Tuesday, 6 February 2018 : 5th Week of Ordinary Time, Memorial of St. Paul Miki and Companions, Martyrs (Psalm)

Liturgical Colour : Red

Psalm 83 : 3, 4, 5 and 10, 11

My soul yearns; pines, for the courts of YHVH. My heart and my flesh cry out for the living God.

Even the sparrow finds a home, and the swallow a nest where she may lay her young, at Your altars, o YHVH of Hosts, my King and my God!

Happy are those who live in Your House, continually singing Your praise! Look upon our shield, o God; look upon the face of Your Anointed!

One day in Your courts is better than a thousand elsewhere. I would rather be left at the threshold in the house of my God than to dwell in the tents of the wicked.

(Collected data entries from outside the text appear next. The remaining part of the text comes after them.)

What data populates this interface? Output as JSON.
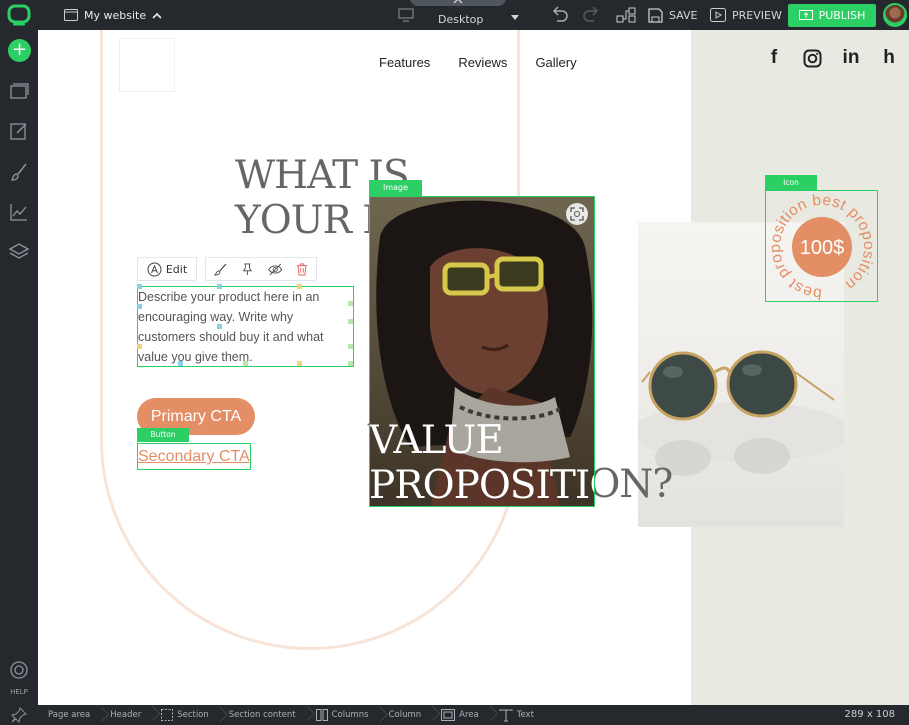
{
  "topbar": {
    "site_name": "My website",
    "device": "Desktop",
    "save_label": "SAVE",
    "preview_label": "PREVIEW",
    "publish_label": "PUBLISH"
  },
  "sidebar": {
    "help_label": "HELP"
  },
  "statusbar": {
    "crumbs": [
      "Page area",
      "Header",
      "Section",
      "Section content",
      "Columns",
      "Column",
      "Area",
      "Text"
    ],
    "dimensions": "289 x 108"
  },
  "page": {
    "nav": [
      "Features",
      "Reviews",
      "Gallery"
    ],
    "heading_line1": "WHAT IS",
    "heading_line2": "YOUR MAIN",
    "heading_line3": "VALUE",
    "heading_line4": "PROPOSITION?",
    "description": "Describe your product here in an encouraging way. Write why customers should buy it and what value you give them.",
    "primary_cta": "Primary CTA",
    "secondary_cta": "Secondary CTA",
    "badge_text": "best proposition best proposition",
    "badge_price": "100$"
  },
  "editor": {
    "edit_label": "Edit",
    "image_tag": "Image",
    "button_tag": "Button",
    "icon_tag": "Icon"
  },
  "colors": {
    "accent_green": "#2bcf63",
    "brand_orange": "#e38e64",
    "chrome_dark": "#25292e"
  }
}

Tuesday, 6 February 2018 : 5th Week of Ordinary Time, Memorial of St. Paul Miki and Companions, Martyrs (First Reading)

Liturgical Colour : Red

1 Kings 8 : 22-23, 27-30

Then Solomon stood before the Altar of YHVH in the presence of all the assembly of Israel. He raised his hands towards heaven and said, “O YHVH, God of Israel, there is no God like You either in heaven or on earth! You keep Your Covenant and show loving kindness to Your servants who walk before You wholeheartedly.”

“But will God really live among people on earth? If neither heavens nor the highest heavens can contain You, how much less can this House which I have built! Yet, listen to the prayer and supplication of Your servant, o YHVH my God; hearken to the cries and pleas which Your servant directs to You this day. Watch over this House of which You have said, ‘My Name shall rest there.’ Hear the prayer of Your servant in this place.”

“Listen to the supplication of Your servant and Your people Israel when they pray in this direction; listen from Your dwelling place in heaven and, on listening, forgive.”